Seedance 2.0 VIP is ByteDance's (Doubao) native multimodal video model. Instead of stitching visuals together after the fact, it generates picture and sound as one.

Feed it text, an image, a video, or audio, and it returns cinematic video with natively synced sound — lip-sync, dialogue, ambient noise, and background music all arrive together with the picture.

Capabilities

It's strong at multi-shot consistency, keeping characters and scenes coherent across cuts, with cinematic camera control to match.

Resolutions run from 480p and 720p through 1080p all the way to 4K, with clips of 4 to 15 seconds at 24fps.

This is the full-power, complete model, so what you get is its most capable self.

How to use here

Here, open «Generate → Video», describe the shot you have in mind, or upload a reference image or clip.

It runs instantly with no render queue — hit generate and it gets to work right away.

Real human-face reference photos are enabled here too: you can drop in a real face as a reference (Seedance natively rejects real faces; here that's switched on). It's reference-based generation, not face-swap or deepfake.

Credits

A default 720p, 5-second clip costs around 40 credits.

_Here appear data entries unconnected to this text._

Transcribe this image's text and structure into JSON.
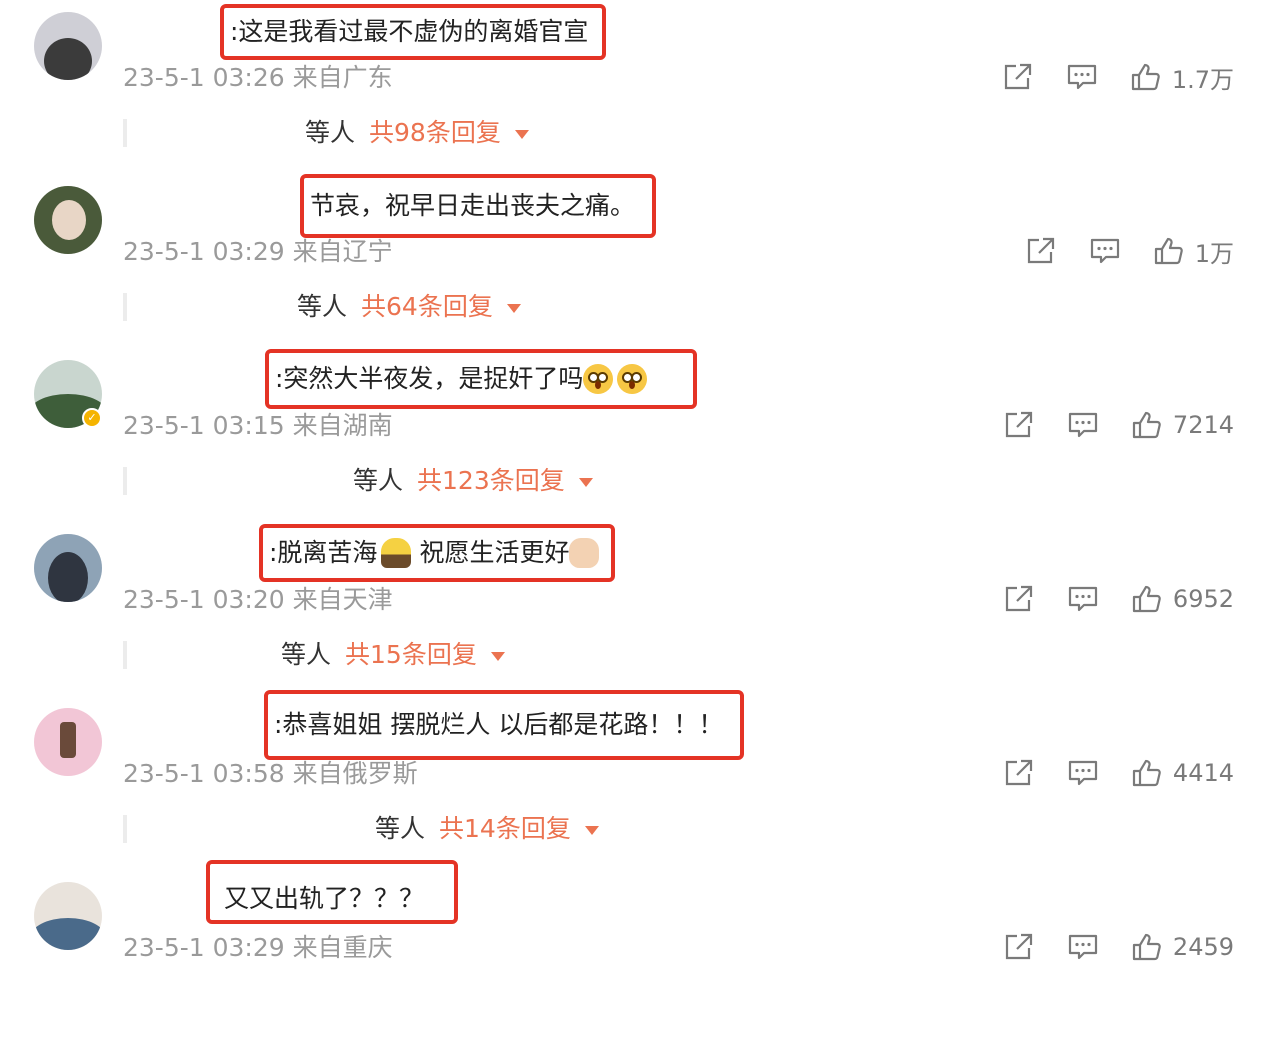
{
  "comments": [
    {
      "text": ":这是我看过最不虚伪的离婚官宣",
      "time": "23-5-1 03:26",
      "location": "来自广东",
      "likes": "1.7万",
      "reply_who": "等人",
      "reply_count": "共98条回复",
      "avatar_colors": [
        "#cfcfd6",
        "#3b3b3b"
      ]
    },
    {
      "text": "节哀，祝早日走出丧夫之痛。",
      "time": "23-5-1 03:29",
      "location": "来自辽宁",
      "likes": "1万",
      "reply_who": "等人",
      "reply_count": "共64条回复",
      "avatar_colors": [
        "#4a5a3a",
        "#e8d6c6"
      ]
    },
    {
      "text": ":突然大半夜发，是捉奸了吗",
      "time": "23-5-1 03:15",
      "location": "来自湖南",
      "likes": "7214",
      "reply_who": "等人",
      "reply_count": "共123条回复",
      "avatar_colors": [
        "#3e5e3a",
        "#c9d6cf"
      ],
      "verified": true
    },
    {
      "text": ":脱离苦海",
      "text2": "祝愿生活更好",
      "time": "23-5-1 03:20",
      "location": "来自天津",
      "likes": "6952",
      "reply_who": "等人",
      "reply_count": "共15条回复",
      "avatar_colors": [
        "#8ea3b6",
        "#2f3540"
      ]
    },
    {
      "text": ":恭喜姐姐 摆脱烂人 以后都是花路！！！",
      "time": "23-5-1 03:58",
      "location": "来自俄罗斯",
      "likes": "4414",
      "reply_who": "等人",
      "reply_count": "共14条回复",
      "avatar_colors": [
        "#f2c6d6",
        "#6a4a3a"
      ]
    },
    {
      "text": "又又出轨了？？？",
      "time": "23-5-1 03:29",
      "location": "来自重庆",
      "likes": "2459",
      "avatar_colors": [
        "#4a6a8a",
        "#e9e3dc"
      ]
    }
  ],
  "icons": {
    "share": "share-icon",
    "comment": "comment-icon",
    "like": "like-icon",
    "expand": "caret-down-icon"
  },
  "colors": {
    "highlight_box": "#e43325",
    "reply_accent": "#eb7350",
    "meta_gray": "#9a9a9a"
  }
}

Higher resolution and longer duration scale the cost up from there. One credit is roughly ¥0.1.

Best for & tips

It shines on short films, ads, product demos, and dialogue-driven little scenes — anything where sound and image need to land as one.

A tip: rough out your shot and pacing at 720p and 5 seconds first, then bump up to 1080p or 4K for the final render. You'll save credits and move faster.